Hypoxia plays a crucial role in the advancement of colorectal cancer (CRC); however, the downstream mechanisms facilitated by hypoxia-inducible factor 1α (HIF-1α) remain incompletely understood. This study employed in vitro and in vivo models to investigate the role of transcription factor 7-like 2 (TCF7L2) under hypoxic conditions in CRC. Utilizing reverse transcription quantitative polymerase chain reaction (RT-qPCR) and Western blot analysis, we observed an upregulation of TCF7L2 mRNA and protein expression in Caco-2 and HCT-116 CRC cell lines under hypoxia. Functional assays, including CCK-8, colony and sphere formation, Transwell, flow cytometry, and xenograft tumor models, provided evidence that the knockdown of TCF7L2 leads to the suppression of CRC cell proliferation, the induction of apoptosis, cell cycle arrest at the G0/G1 phase, and a decrease in migration and invasion capabilities. Furthermore, it inhibited epithelial-mesenchymal transition (EMT) and cancer stem cell (CSC) characteristics in vitro, while also reducing tumor growth in vivo. Mechanistically, chromatin immunoprecipitation (ChIP) and co-immunoprecipitation (co-IP) assays have elucidated that the expression of TCF7L2 induced by hypoxia is dependent on HIF-1α, which directly binds to hypoxia response elements (HREs) within the TCF7L2 promoter.

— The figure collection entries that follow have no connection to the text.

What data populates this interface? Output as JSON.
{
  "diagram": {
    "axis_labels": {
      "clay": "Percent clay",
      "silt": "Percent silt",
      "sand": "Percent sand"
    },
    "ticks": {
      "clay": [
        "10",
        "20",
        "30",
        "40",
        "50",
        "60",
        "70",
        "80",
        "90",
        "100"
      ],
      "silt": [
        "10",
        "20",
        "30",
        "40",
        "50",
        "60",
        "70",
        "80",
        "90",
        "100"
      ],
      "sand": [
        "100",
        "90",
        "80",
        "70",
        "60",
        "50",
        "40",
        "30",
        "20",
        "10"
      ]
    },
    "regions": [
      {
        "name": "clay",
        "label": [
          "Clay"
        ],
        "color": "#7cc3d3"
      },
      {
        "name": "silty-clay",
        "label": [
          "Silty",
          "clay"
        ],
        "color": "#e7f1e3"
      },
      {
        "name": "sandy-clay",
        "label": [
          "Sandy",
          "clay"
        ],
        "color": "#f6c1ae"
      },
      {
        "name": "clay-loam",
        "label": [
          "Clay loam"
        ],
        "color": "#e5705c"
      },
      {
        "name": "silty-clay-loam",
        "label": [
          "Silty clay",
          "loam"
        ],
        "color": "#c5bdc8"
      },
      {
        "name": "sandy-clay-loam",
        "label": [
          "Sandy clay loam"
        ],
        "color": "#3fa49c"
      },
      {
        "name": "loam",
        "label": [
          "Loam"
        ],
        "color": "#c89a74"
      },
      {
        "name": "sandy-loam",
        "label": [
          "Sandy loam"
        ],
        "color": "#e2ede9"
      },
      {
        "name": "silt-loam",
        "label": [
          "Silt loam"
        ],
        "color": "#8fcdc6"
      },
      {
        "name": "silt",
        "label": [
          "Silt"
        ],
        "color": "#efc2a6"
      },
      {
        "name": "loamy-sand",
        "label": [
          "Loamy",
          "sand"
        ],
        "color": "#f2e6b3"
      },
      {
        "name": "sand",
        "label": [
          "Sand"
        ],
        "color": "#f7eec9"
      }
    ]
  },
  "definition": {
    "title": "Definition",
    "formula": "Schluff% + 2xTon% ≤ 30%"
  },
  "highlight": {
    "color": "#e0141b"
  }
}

Additionally, Western blot and experiments employing the PI3K inhibitor LY294002 have demonstrated that TCF7L2 activates the PI3K/AKT signaling pathway, thereby facilitating the proliferation of CRC cells. A clinical analysis of 104 CRC specimens, utilizing immunohistochemistry (IHC) and RT-qPCR, revealed that elevated expression levels of TCF7L2 were significantly associated with advanced T stage, metastasis, and unfavorable prognosis. Spearman correlation analysis confirmed a positive relationship between the expressions of TCF7L2 and HIF-1α, while Kaplan-Meier survival analysis demonstrated that their co-expression was predictive of reduced overall survival. Collectively, these findings position TCF7L2 as a critical downstream effector of HIF-1α in hypoxic CRC, and its mechanistic role in promoting malignancy and correlation with poor prognosis provide a theoretical basis for exploring TCF7L2 as a potential therapeutic target in future studies.